My Life My Choice asked me if I wanted to visit a co-production board meeting in Oxfordshire, which was on the 3rd April 2018 and I said I would like to attend.

At the meeting it was explained to me by the board members that they wanted people with experience of using services within Oxfordshire to come and visit to see if they would like to become a permanent member of the co-production board.  Danie who is the co-production lead at Oxfordshire County Council explained to me and the other people visiting about the co-production aims and plans. I was thanked for visiting.

My Life My Choice asked me if I would like to become a permanent member of the co-production board and explained if I did Danie and some of the other board members would interview me about why I wanted to become a board member and what my motivation for joining was and what did I think I could contribute to the table. 

I thought I could use my experiences of using services to help lead the way in designing good quality co-produced services. I had an interview.

I then attended my second meeting as a full board member. At the meeting we had to review the Oxfordshire co-production champions training. The board did one day of the training and were asked to give our feedback.

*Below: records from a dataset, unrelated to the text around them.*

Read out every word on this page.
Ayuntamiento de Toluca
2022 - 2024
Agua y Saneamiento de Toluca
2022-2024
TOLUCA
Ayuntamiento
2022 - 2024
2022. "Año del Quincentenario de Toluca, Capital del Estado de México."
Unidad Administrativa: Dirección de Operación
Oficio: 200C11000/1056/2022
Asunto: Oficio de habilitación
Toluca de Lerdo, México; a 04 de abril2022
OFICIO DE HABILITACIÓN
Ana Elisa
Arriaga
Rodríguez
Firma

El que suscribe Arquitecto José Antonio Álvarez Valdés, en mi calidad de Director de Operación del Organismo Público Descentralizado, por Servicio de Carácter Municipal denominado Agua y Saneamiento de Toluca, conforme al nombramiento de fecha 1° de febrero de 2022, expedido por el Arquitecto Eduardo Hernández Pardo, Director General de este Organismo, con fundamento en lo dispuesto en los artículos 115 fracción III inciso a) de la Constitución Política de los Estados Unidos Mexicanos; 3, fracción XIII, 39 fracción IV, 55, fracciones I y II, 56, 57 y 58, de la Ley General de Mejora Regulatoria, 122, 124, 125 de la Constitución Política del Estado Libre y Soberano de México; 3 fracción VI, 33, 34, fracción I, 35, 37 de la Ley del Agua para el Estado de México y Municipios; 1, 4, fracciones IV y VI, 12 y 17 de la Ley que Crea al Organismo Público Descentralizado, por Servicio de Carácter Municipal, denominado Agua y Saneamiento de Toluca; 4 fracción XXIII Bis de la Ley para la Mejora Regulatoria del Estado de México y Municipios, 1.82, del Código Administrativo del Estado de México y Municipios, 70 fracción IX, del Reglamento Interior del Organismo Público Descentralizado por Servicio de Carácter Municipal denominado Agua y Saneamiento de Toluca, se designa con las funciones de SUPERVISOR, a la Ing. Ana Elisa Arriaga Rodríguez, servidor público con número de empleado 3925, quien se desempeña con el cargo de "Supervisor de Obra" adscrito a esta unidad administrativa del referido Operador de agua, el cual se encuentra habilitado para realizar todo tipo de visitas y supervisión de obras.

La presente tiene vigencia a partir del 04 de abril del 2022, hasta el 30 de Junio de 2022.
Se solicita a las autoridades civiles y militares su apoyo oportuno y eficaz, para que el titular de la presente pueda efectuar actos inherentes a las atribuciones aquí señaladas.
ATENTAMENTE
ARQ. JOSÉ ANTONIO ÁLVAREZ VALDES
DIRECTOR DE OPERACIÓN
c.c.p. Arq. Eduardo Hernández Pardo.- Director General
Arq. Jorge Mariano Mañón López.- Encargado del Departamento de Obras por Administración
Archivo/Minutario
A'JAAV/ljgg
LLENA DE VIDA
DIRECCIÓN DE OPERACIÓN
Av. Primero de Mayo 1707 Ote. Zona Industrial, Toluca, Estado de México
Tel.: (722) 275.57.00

I gave positive and constructive criticism to help shape the training for the champions. I really enjoyed working in small groups at the training discussing how to put literature into plain English. We then wrote down our plain English and fed back to the other groups.

After the training I felt I had a better understanding of what co-production is.

I attended the co-production festival in Camden which is part of co-production week and enjoyed being part of group discussions and feeding my ideas back to the other people. I learnt more about SCIE and enjoyed the music and seeing The Lost Voice Guy perform.




I am looking forward to being on the co-production interview panel to help employ a new member of the co-production team. 

I am very pleased to be part of the work the co-production board are doing in working towards promoting co-production and shaping services to improve them in the future.